No dice nada más y los residentes hacen que los curiosos se alejen mientras lo hago recostarse para los exámenes iniciales. Mis manos se mueven con precisión. Presión, puntos de sensibilidad, reflejos, pupilas. Cada movimiento es consciente y controlado, mientras él continúa murmurando comentarios sarcásticos y malhumorados.
—Eric, necesito que me diga si ha tenido mareos, vómitos o dolores de cabeza —espeto, iluminando sus pupilas con la linterna una vez más y esta vez si deja que lo haga.
—¿Mareo? Sí. Pero estoy bien —responde con desdén—. Solo necesito un analgésico.
—Yo decidiré si está bien —repongo en tono firme. Su tono molesto se mezcla con irritación, pero no me intimida. Estoy acostumbrada a tratar con personas malhumoradas y necias—. Bien, prepárenlo para traslado.
Los internos preparan al paciente para los estudios pertinentes; he ordenado tomografía y análisis de rutina. Cada protesta que emite era una oportunidad para recordarle que no está ahí para debatir, sino para recibir atención médica.
—Esto es un abuso… —murmura cuando la enfermera lo acomoda para el escaneo.
—No, señor Evans, es responsabilidad médica —respondo, manteniendo la compostura—. Y, créame, le hará más bien que mal.
Mientras espero los resultados, siento la mezcla de tensión, cansancio y frustración que caracteriza mis días en la emergencia. Cada paciente es un desafío; cada segundo puede significar la diferencia entre complicaciones y resolución. Eric Evans, con su sarcasmo y su mirada altiva, es uno de los más complicados que he atendido, y eso hace que, aunque físicamente sea atractivo, me resulte irritantemente insoportable.
—Entonces, doctora… —dice, tratando de sonar ingenioso—. ¿Siempre eres así de mandona con todos los que vienen aquí?
—Sí —respondo con simpleza, sin atenuar mi autoridad—. Y con usted aún más. Porque usted lo necesita. —Se reclina, murmurando algo que no alcanzo a entender, pero su desdén es evidente. —Vamos a hacer esto rápido, Eric —digo mientras tomamos las imágenes de la tomografía—. Luego podrá relajarse y tomar su analgésico.

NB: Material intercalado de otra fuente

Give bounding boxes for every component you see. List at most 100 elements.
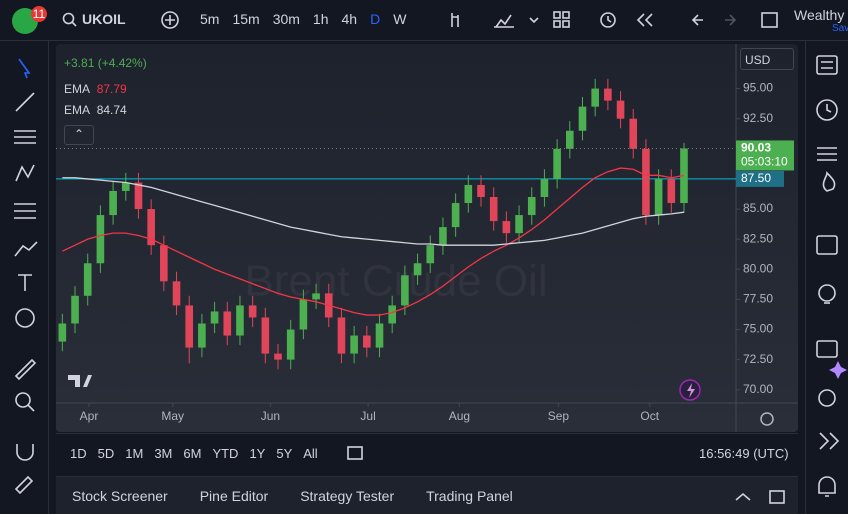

Él bufa en respuesta, pero no objeta más. Mi autoridad y determinación han impuesto orden. Mientras lo observo recostado, no puedo evitar pensar que este tipo de pacientes enseñan paciencia, control y firmeza; que la combinación de atractivo y mal carácter es una curiosa ironía que se ve incluso en la medicina de urgencias.